Patrick Collison has been emphatic in the past that the company isn't for sale, with Stripe reportedly turning down a multi-million dollar advance from PayPal last year. The eBay-owned company later went on to buy Braintree for $800 million.
Stripe has been compared to the established payments processing company, with many viewing it as a direct competitor to PayPal.
However, Patrick views things differently, believing that Stripe can help grow the ecommerce market as a whole and bring companies that are currently not taking payments online into web commerce.
“There should be more transactions happening on the internet on a macro basis, whether you believe that should be 20 per cent or 40 per cent,” he said.
“Well, what is holding it back?

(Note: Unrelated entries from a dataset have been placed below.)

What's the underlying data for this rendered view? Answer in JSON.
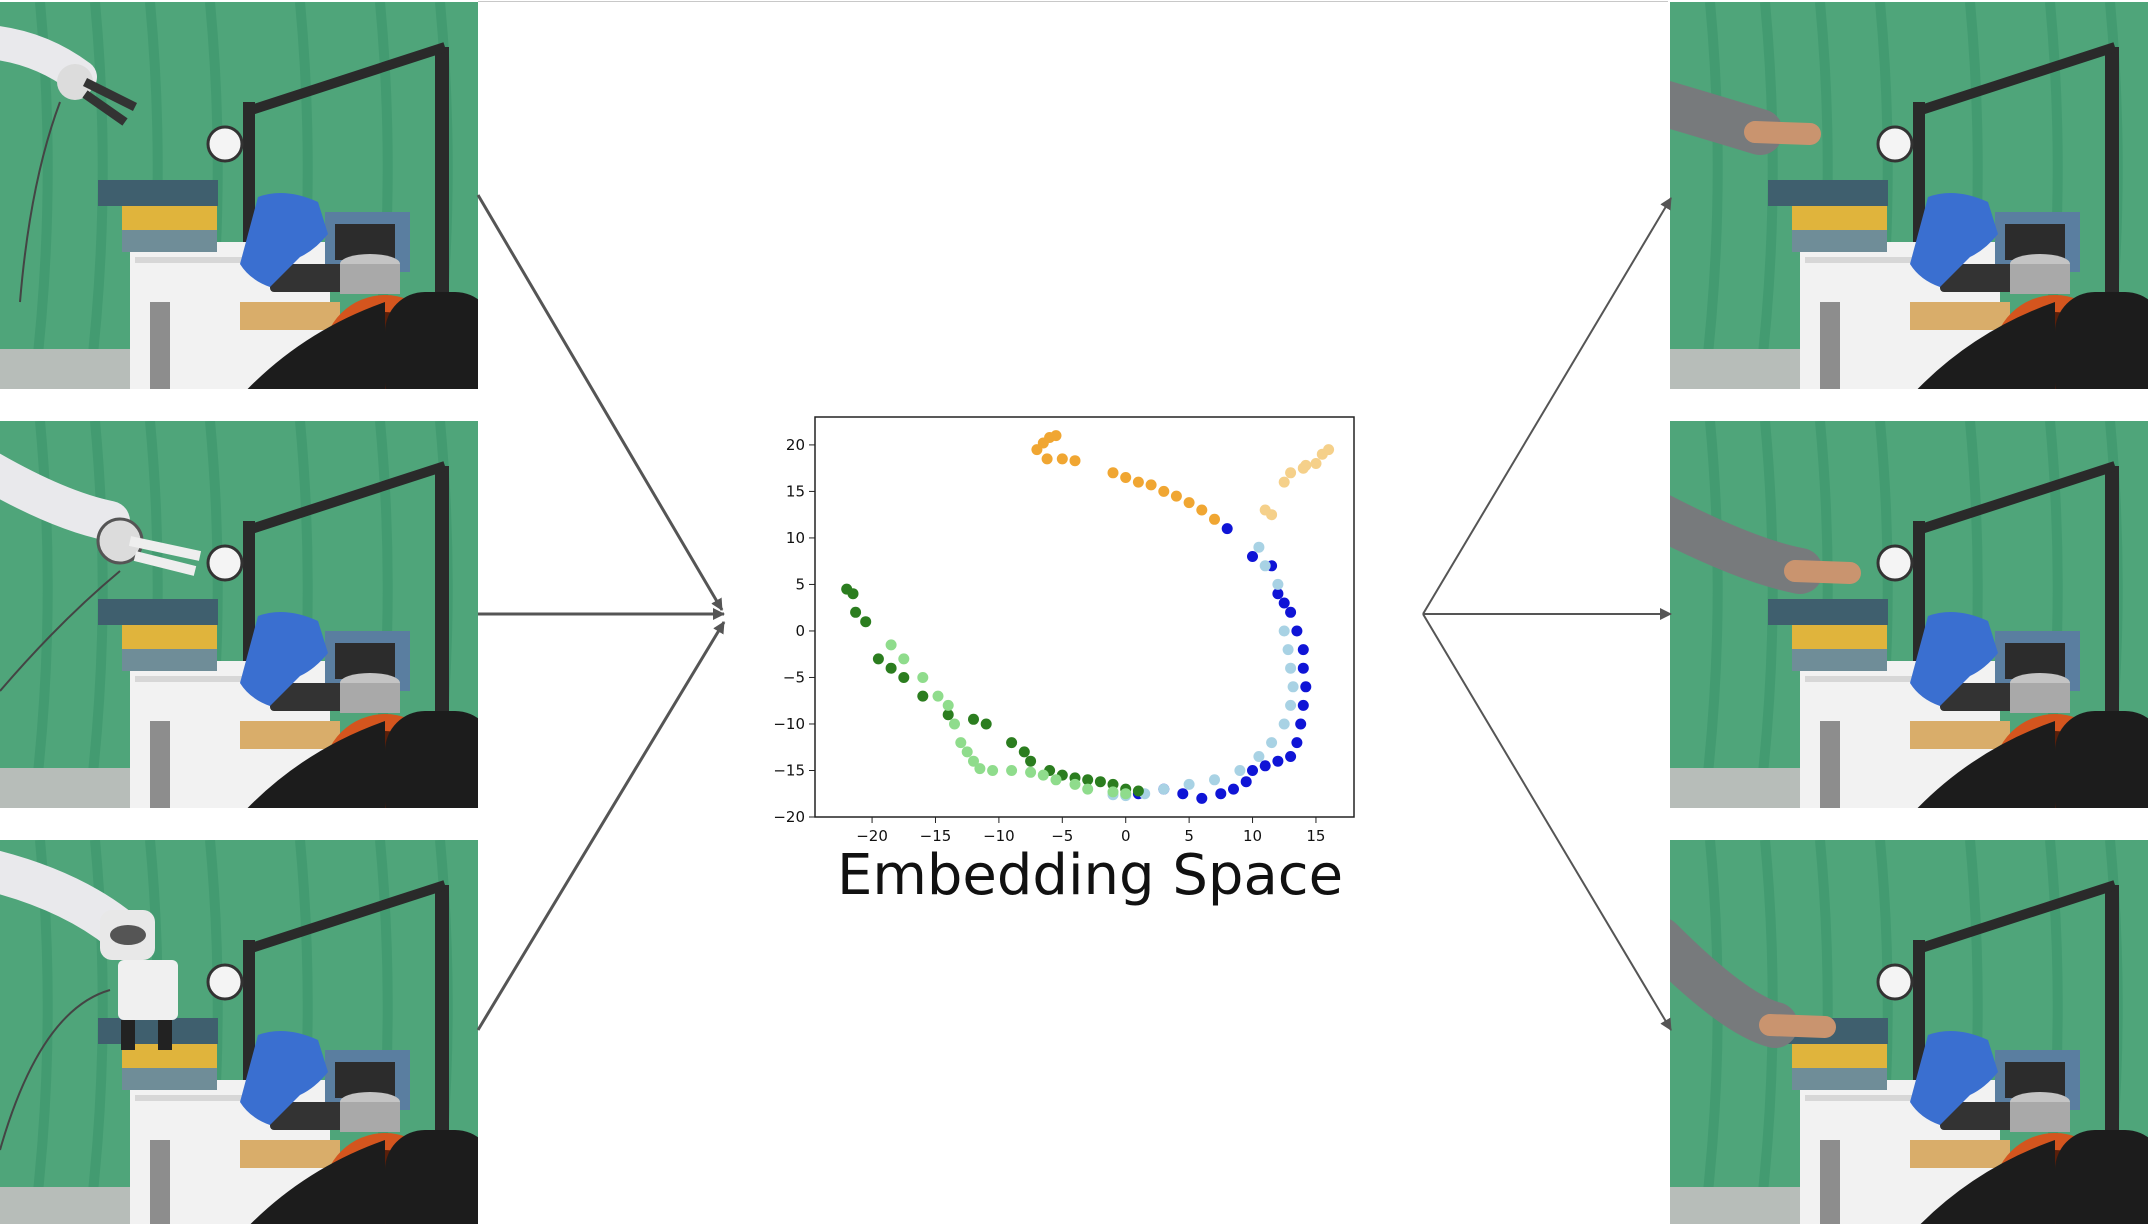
{
  "caption": "Embedding Space",
  "palette": {
    "background": "#ffffff",
    "arrow": "#555555",
    "green_screen": "#4fa57a",
    "green_screen_dark": "#2f8a60",
    "drawer_blue": "#3f5f6e",
    "drawer_yellow": "#e0b43c",
    "towel_blue": "#3a6fd0",
    "cabinet_white": "#f2f2f2",
    "robot_white": "#e9e9ec",
    "sleeve_gray": "#777a7c",
    "skin": "#c9946f",
    "bumper_orange": "#d4551e",
    "bumper_black": "#1c1c1c"
  },
  "left_frames": [
    {
      "name": "robot-frame-reach",
      "subject": "robot",
      "pose": "reach"
    },
    {
      "name": "robot-frame-approach",
      "subject": "robot",
      "pose": "approach"
    },
    {
      "name": "robot-frame-grasp",
      "subject": "robot",
      "pose": "grasp"
    }
  ],
  "right_frames": [
    {
      "name": "human-frame-reach",
      "subject": "human",
      "pose": "reach"
    },
    {
      "name": "human-frame-approach",
      "subject": "human",
      "pose": "approach"
    },
    {
      "name": "human-frame-grasp",
      "subject": "human",
      "pose": "grasp"
    }
  ],
  "chart_data": {
    "type": "scatter",
    "title": "",
    "xlabel": "",
    "ylabel": "",
    "xlim": [
      -24.5,
      18
    ],
    "ylim": [
      -20,
      23
    ],
    "xticks": [
      -20,
      -15,
      -10,
      -5,
      0,
      5,
      10,
      15
    ],
    "yticks": [
      -20,
      -15,
      -10,
      -5,
      0,
      5,
      10,
      15,
      20
    ],
    "grid": false,
    "series": [
      {
        "color": "#f0a632",
        "points": [
          [
            -7,
            19.5
          ],
          [
            -6.5,
            20.2
          ],
          [
            -6,
            20.8
          ],
          [
            -5.5,
            21
          ],
          [
            -6.2,
            18.5
          ],
          [
            -5,
            18.5
          ],
          [
            -4,
            18.3
          ],
          [
            -1,
            17
          ],
          [
            0,
            16.5
          ],
          [
            1,
            16
          ],
          [
            2,
            15.7
          ],
          [
            3,
            15
          ],
          [
            4,
            14.5
          ],
          [
            5,
            13.8
          ],
          [
            6,
            13
          ],
          [
            7,
            12
          ]
        ]
      },
      {
        "color": "#f5d08a",
        "points": [
          [
            11,
            13
          ],
          [
            11.5,
            12.5
          ],
          [
            12.5,
            16
          ],
          [
            13,
            17
          ],
          [
            14,
            17.5
          ],
          [
            15,
            18
          ],
          [
            15.5,
            19
          ],
          [
            16,
            19.5
          ],
          [
            14.2,
            17.8
          ]
        ]
      },
      {
        "color": "#0f14d6",
        "points": [
          [
            8,
            11
          ],
          [
            10,
            8
          ],
          [
            11.5,
            7
          ],
          [
            12,
            4
          ],
          [
            12.5,
            3
          ],
          [
            13,
            2
          ],
          [
            13.5,
            0
          ],
          [
            14,
            -2
          ],
          [
            14,
            -4
          ],
          [
            14.2,
            -6
          ],
          [
            14,
            -8
          ],
          [
            13.8,
            -10
          ],
          [
            13.5,
            -12
          ],
          [
            13,
            -13.5
          ],
          [
            12,
            -14
          ],
          [
            11,
            -14.5
          ],
          [
            10,
            -15
          ],
          [
            9.5,
            -16.2
          ],
          [
            8.5,
            -17
          ],
          [
            7.5,
            -17.5
          ],
          [
            6,
            -18
          ],
          [
            4.5,
            -17.5
          ],
          [
            3,
            -17
          ],
          [
            1,
            -17.5
          ]
        ]
      },
      {
        "color": "#a8d2e4",
        "points": [
          [
            10.5,
            9
          ],
          [
            11,
            7
          ],
          [
            12,
            5
          ],
          [
            12.5,
            0
          ],
          [
            12.8,
            -2
          ],
          [
            13,
            -4
          ],
          [
            13.2,
            -6
          ],
          [
            13,
            -8
          ],
          [
            12.5,
            -10
          ],
          [
            11.5,
            -12
          ],
          [
            10.5,
            -13.5
          ],
          [
            9,
            -15
          ],
          [
            7,
            -16
          ],
          [
            5,
            -16.5
          ],
          [
            3,
            -17
          ],
          [
            1.5,
            -17.5
          ],
          [
            0,
            -17.7
          ],
          [
            -1,
            -17.6
          ]
        ]
      },
      {
        "color": "#2b7d1f",
        "points": [
          [
            -22,
            4.5
          ],
          [
            -21.5,
            4
          ],
          [
            -21.3,
            2
          ],
          [
            -20.5,
            1
          ],
          [
            -19.5,
            -3
          ],
          [
            -18.5,
            -4
          ],
          [
            -17.5,
            -5
          ],
          [
            -16,
            -7
          ],
          [
            -14,
            -9
          ],
          [
            -12,
            -9.5
          ],
          [
            -11,
            -10
          ],
          [
            -9,
            -12
          ],
          [
            -8,
            -13
          ],
          [
            -7.5,
            -14
          ],
          [
            -6,
            -15
          ],
          [
            -5,
            -15.5
          ],
          [
            -4,
            -15.8
          ],
          [
            -3,
            -16
          ],
          [
            -2,
            -16.2
          ],
          [
            -1,
            -16.5
          ],
          [
            0,
            -17
          ],
          [
            1,
            -17.2
          ]
        ]
      },
      {
        "color": "#8fdc8c",
        "points": [
          [
            -18.5,
            -1.5
          ],
          [
            -17.5,
            -3
          ],
          [
            -16,
            -5
          ],
          [
            -14.8,
            -7
          ],
          [
            -14,
            -8
          ],
          [
            -13.5,
            -10
          ],
          [
            -13,
            -12
          ],
          [
            -12.5,
            -13
          ],
          [
            -12,
            -14
          ],
          [
            -11.5,
            -14.8
          ],
          [
            -10.5,
            -15
          ],
          [
            -9,
            -15
          ],
          [
            -7.5,
            -15.2
          ],
          [
            -6.5,
            -15.5
          ],
          [
            -5.5,
            -16
          ],
          [
            -4,
            -16.5
          ],
          [
            -3,
            -17
          ],
          [
            -1,
            -17.3
          ],
          [
            0,
            -17.5
          ]
        ]
      }
    ]
  }
}
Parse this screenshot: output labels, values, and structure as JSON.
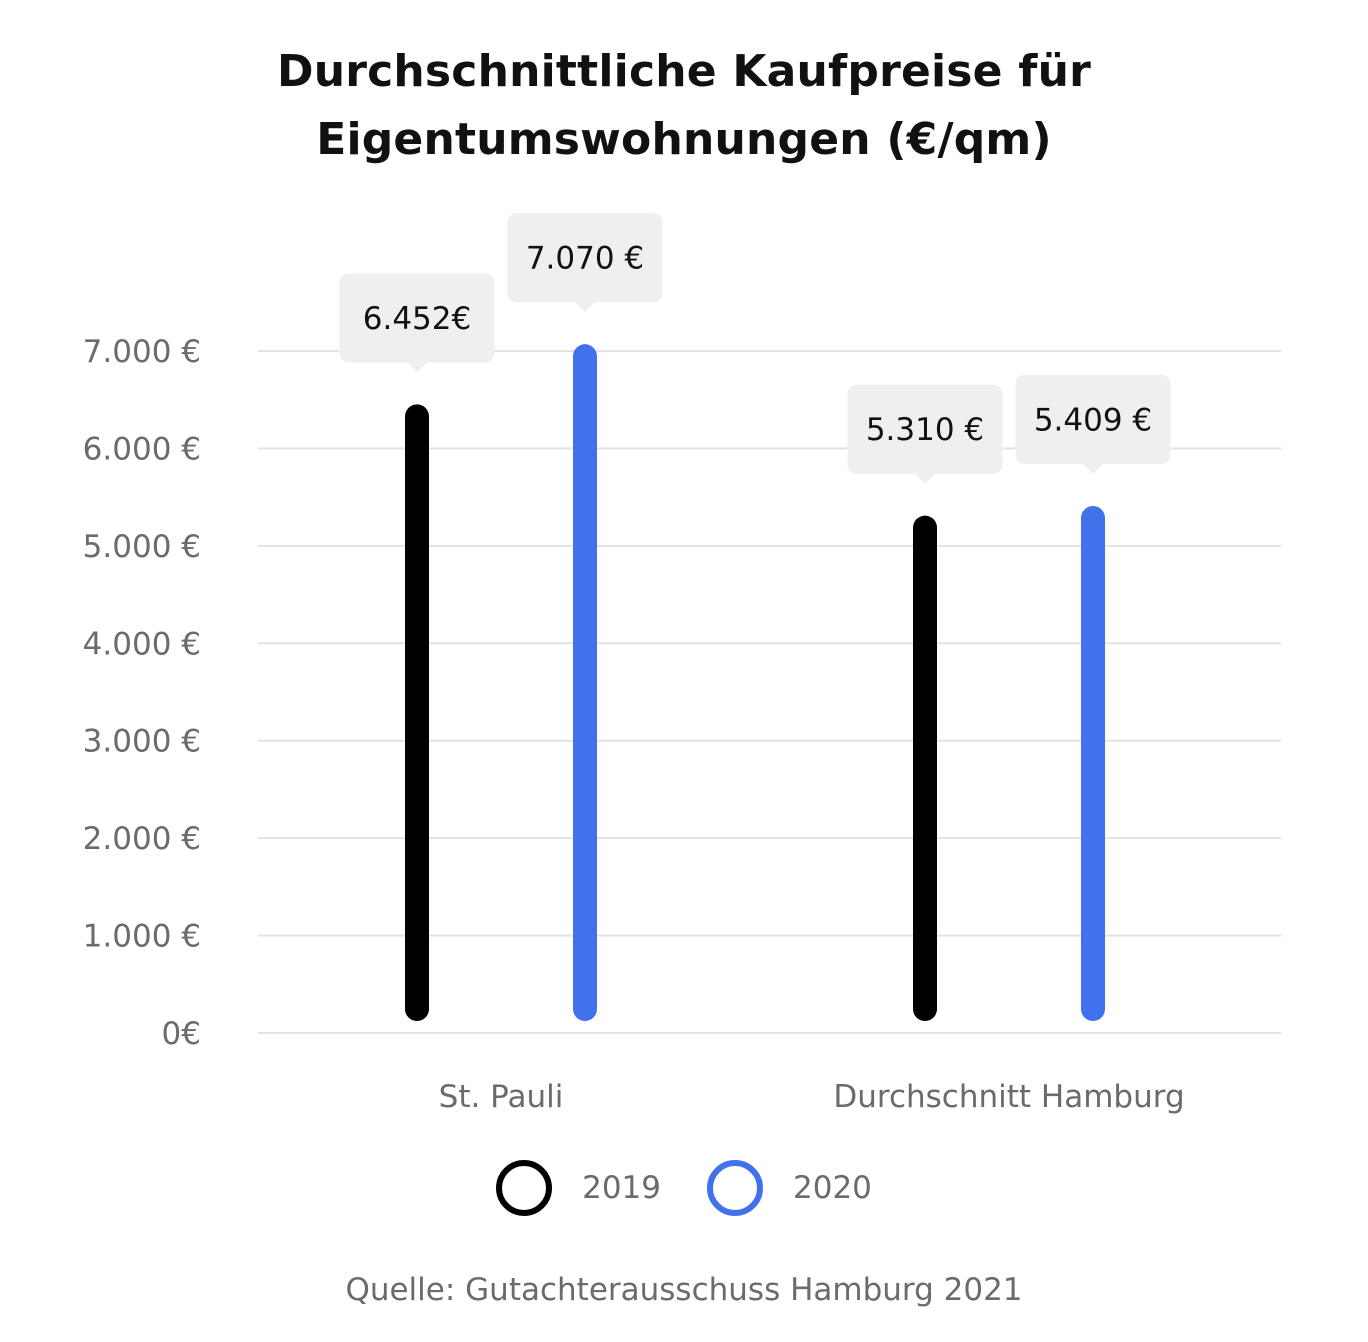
{
  "title_lines": [
    "Durchschnittliche Kaufpreise für",
    "Eigentumswohnungen (€/qm)"
  ],
  "source": "Quelle: Gutachterausschuss Hamburg 2021",
  "chart_data": {
    "type": "bar",
    "title": "Durchschnittliche Kaufpreise für Eigentumswohnungen (€/qm)",
    "categories": [
      "St. Pauli",
      "Durchschnitt Hamburg"
    ],
    "series": [
      {
        "name": "2019",
        "color": "#000000",
        "values": [
          6452,
          5310
        ],
        "labels": [
          "6.452€",
          "5.310 €"
        ]
      },
      {
        "name": "2020",
        "color": "#4272EB",
        "values": [
          7070,
          5409
        ],
        "labels": [
          "7.070 €",
          "5.409 €"
        ]
      }
    ],
    "ylim": [
      0,
      7000
    ],
    "yticks": [
      0,
      1000,
      2000,
      3000,
      4000,
      5000,
      6000,
      7000
    ],
    "ytick_labels": [
      "0€",
      "1.000 €",
      "2.000 €",
      "3.000 €",
      "4.000 €",
      "5.000 €",
      "6.000 €",
      "7.000 €"
    ],
    "grid": true,
    "legend_position": "bottom"
  },
  "colors": {
    "grid": "#e3e3e3",
    "tick_text": "#6b6b6b",
    "callout_bg": "#efefef"
  }
}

Our goal is to expand internet commerce. We approach that problem rather than the competitive angle.”
Stripe, which is headquartered in San Francisco, now processes millions of dollars a day in transactions and is growing all the time. Customers from Walmart and Virgin to Foursquare, Lyft and Irish tech firm Intercom are using the service. There are even rumours that a deal with Twitter to facilitate buying goods through the social platform is in the works, although neither party has confirmed it.
Among Stripe's first backers were PayPal founder Peter Thiel and Sequoia Capital.
- (Additional reporting: Reuters)
The timeline: From young scientist to Stripe
2005: Patrick Collison wins the BT Young Scientist of the Year competition with a project on a new programming language.
2009: The first lines of code for what will become Stripe are written.
2010: Patrick and John Collison sell Auctomatic for a rumoured $5 million to Canadian firm Live Current Media. "As tech acquisitions go it was very small," Patrick later said.
2010: Stripe gets its first funding and its first user, and sets up its first office in the US.
2011: Stripe gets $20 million in Series A funding, and launches publicly in the US.
2012: Stripe opens for business in Canada, its first location outside the US.
2013: Stripe opens an office in the UK. It later opens the service to Irish users. Patrick and John are included on the Forbes '30 under 30 to watch' list.
2014: Stripe raises $80 million in Series C funding and pledges to expand further in Europe.